Takes behavioural biases into account etc.

Despite my level of academic and business acumen I am not sure I understand the meaning of behavioural biases. Does it relate to ethnic background?, to employment levelling background?, financial level of investment?, to a behavioural level of understanding needed to make considered decisions on investment strategies.? The lack of desire to be involved in superannuation by part of the employee community.?

Most don’t understand the unit investment composition of funds under management. Eg. they think in dollars and not investment units = dollars. This adds to the confusion eg. $5,000 invested in a fixed term deposit is still $5,000 + interest. = $5,000 @ 3% = $5,150.

$5,000 invested in superannuation = $5,000 dollars which buys x amount of units across varying portfolios each with different unit values. The resultant calculation of what you earn when units go up and down further complicates the issue.

Added to this is the need to understand the financial terminology used by funds to describe investments. Eg. Growth alternatives.? Defensive alternatives?. Australian shares- bonds; cash; understandable; infrastructure,? Alternative assets,?

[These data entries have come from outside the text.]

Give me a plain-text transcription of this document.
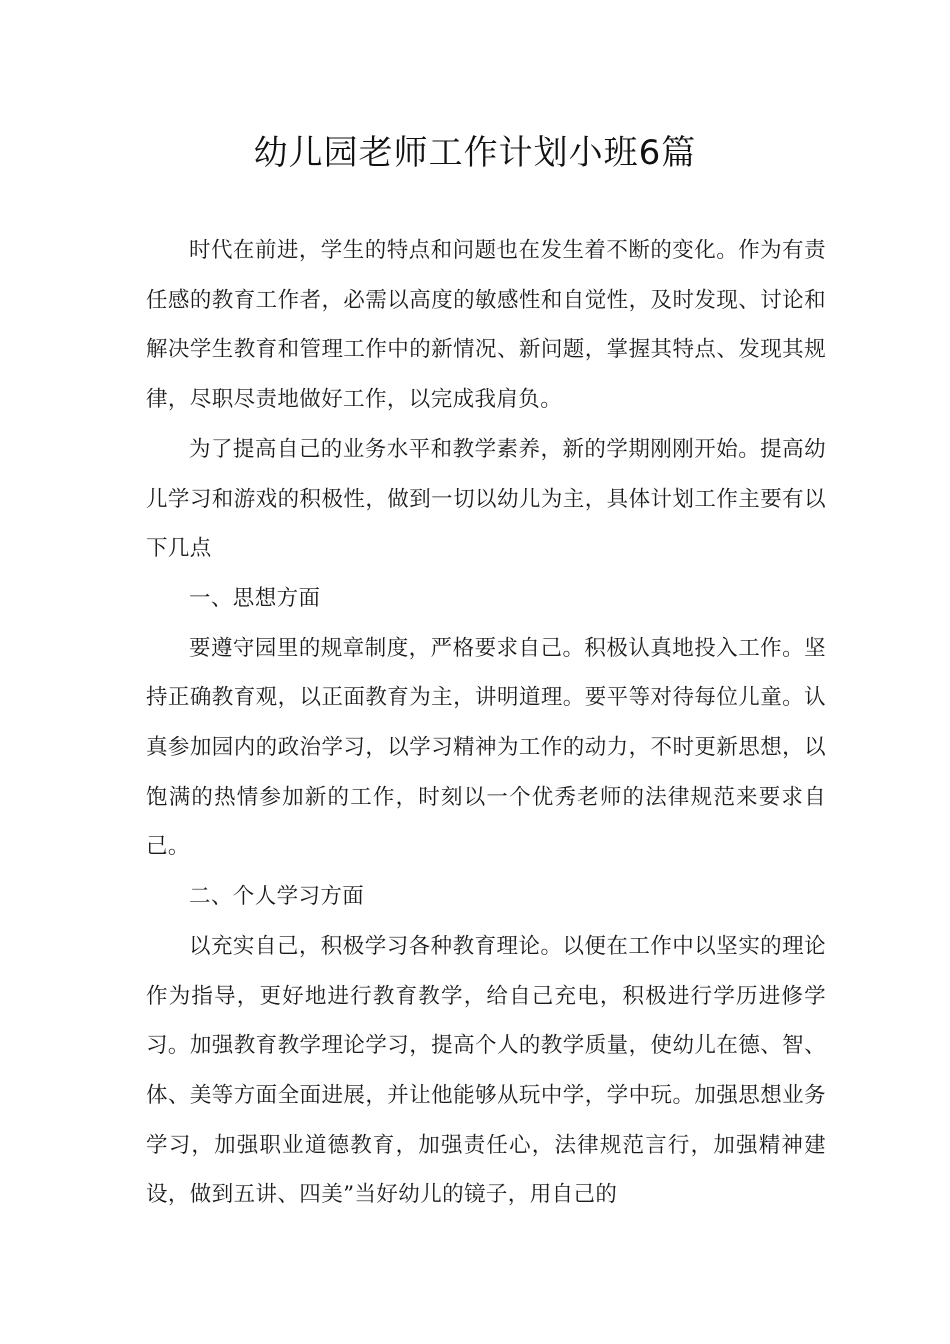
幼儿园老师工作计划小班6篇

时代在前进，学生的特点和问题也在发生着不断的变化。作为有责任感的教育工作者，必需以高度的敏感性和自觉性，及时发现、讨论和解决学生教育和管理工作中的新情况、新问题，掌握其特点、发现其规律，尽职尽责地做好工作，以完成我肩负。

为了提高自己的业务水平和教学素养，新的学期刚刚开始。提高幼儿学习和游戏的积极性，做到一切以幼儿为主，具体计划工作主要有以下几点

一、思想方面

要遵守园里的规章制度，严格要求自己。积极认真地投入工作。坚持正确教育观，以正面教育为主，讲明道理。要平等对待每位儿童。认真参加园内的政治学习，以学习精神为工作的动力，不时更新思想，以饱满的热情参加新的工作，时刻以一个优秀老师的法律规范来要求自己。

二、个人学习方面

以充实自己，积极学习各种教育理论。以便在工作中以坚实的理论作为指导，更好地进行教育教学，给自己充电，积极进行学历进修学习。加强教育教学理论学习，提高个人的教学质量，使幼儿在德、智、体、美等方面全面进展，并让他能够从玩中学，学中玩。加强思想业务学习，加强职业道德教育，加强责任心，法律规范言行，加强精神建设，做到五讲、四美”当好幼儿的镜子，用自己的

Is sufficiently stable ………….

The current systems are not stable they have suffered ever more increasingly from market volatility in recent years where, as indicated earlier, the financial advice of funds where volatility may occur every 10/15 years has been negated and is in fact occurring every 1/2/3 years. In addition the manipulation of the stock market for and by large investors plays a large part in ensuring volatility occurs. Eg. large investors with pre franked shares selling before the end of the financial year at a high level, then buying back in at a lower level and reaping the subsequent large profits.

In addition there are large numbers of documented cases where Fund Managers have inappropriately invested member funds in adventures which have proved to be major losses with the resultant evidence being discovered that there were flawed business cases surrounding the investment.

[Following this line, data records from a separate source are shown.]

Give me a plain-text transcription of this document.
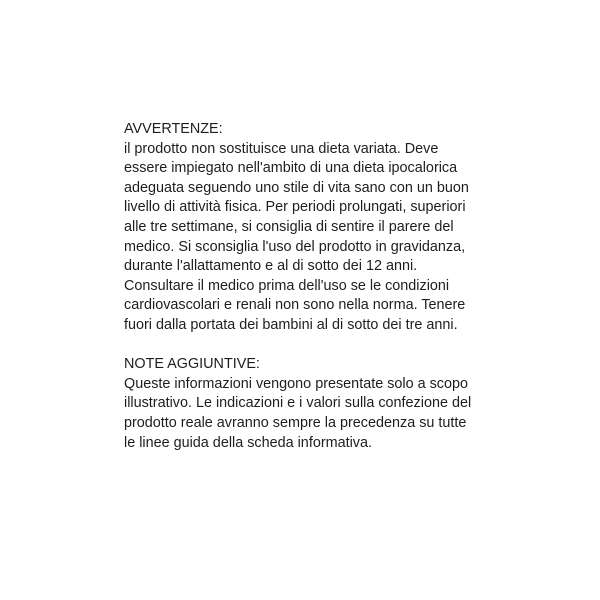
AVVERTENZE:

il prodotto non sostituisce una dieta variata. Deve

essere impiegato nell'ambito di una dieta ipocalorica

adeguata seguendo uno stile di vita sano con un buon

livello di attività fisica. Per periodi prolungati, superiori

alle tre settimane, si consiglia di sentire il parere del

medico. Si sconsiglia l'uso del prodotto in gravidanza,

durante l'allattamento e al di sotto dei 12 anni.

Consultare il medico prima dell'uso se le condizioni

cardiovascolari e renali non sono nella norma. Tenere

fuori dalla portata dei bambini al di sotto dei tre anni.

NOTE AGGIUNTIVE:

Queste informazioni vengono presentate solo a scopo

illustrativo. Le indicazioni e i valori sulla confezione del

prodotto reale avranno sempre la precedenza su tutte

le linee guida della scheda informativa.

The level of prudential regulation may well be there but it is not publicly shown to be actively undertaken by ASIC and other regulatory authorities. Eg. ASIC didn’t uncover the Commonwealth Bank financial planner issues they were brought to attention by whistleblowers and individuals and prosecuted by private legal firms.

The level of regulatory oversight of the financial industry overall is sadly lacking, hence the current calls for a Royal Commission etc. Senior executives in the financial industry when submitted to various public forums, eg. Senate committee; have shown them to be inappropriately lacking in their responses to various issues, in particular home loan funding variability.

Allocative efficiency in the superannuation system…..- p 63.- Para. 1,2.-P64 para. 1.

Again I find this to be overly complex in its description of the needs. Members I believe in the majority expect the Fund Manager to gain the best outcome possible with a minimum of risk. Of course there would be a percentage of members who are ‘risk takers’ and want to make more money than their fellow members. Along with the majority view I believe that they would want the Fund Manager to gain sufficient funds over time to ensure their safe and benefited retirement.

As is clearly understood the majority of fund members have little interest in superannuation until later life and because the system is extremely complicated and left to pre retirement approach before funds appear to want to get actively involved with members, reliance on members investment making is not adequate. Members need to be led. Funds lead them by the overly complex system and its financial overtones during the passage of time to pre retirement..

As previously stated, the majority of members don’t know they have financial advice available other than at pre retirement. Funds don’t advertise this, and many don’t openly offer it. I am not sure what ancillary services refers to in this section, but at early stages of govt. superannuation the funds also provided home loan funding to members, which was a good service and supported members who supported the fund. It was also a stable investment strategy for the fund in most cases and successful outcomes.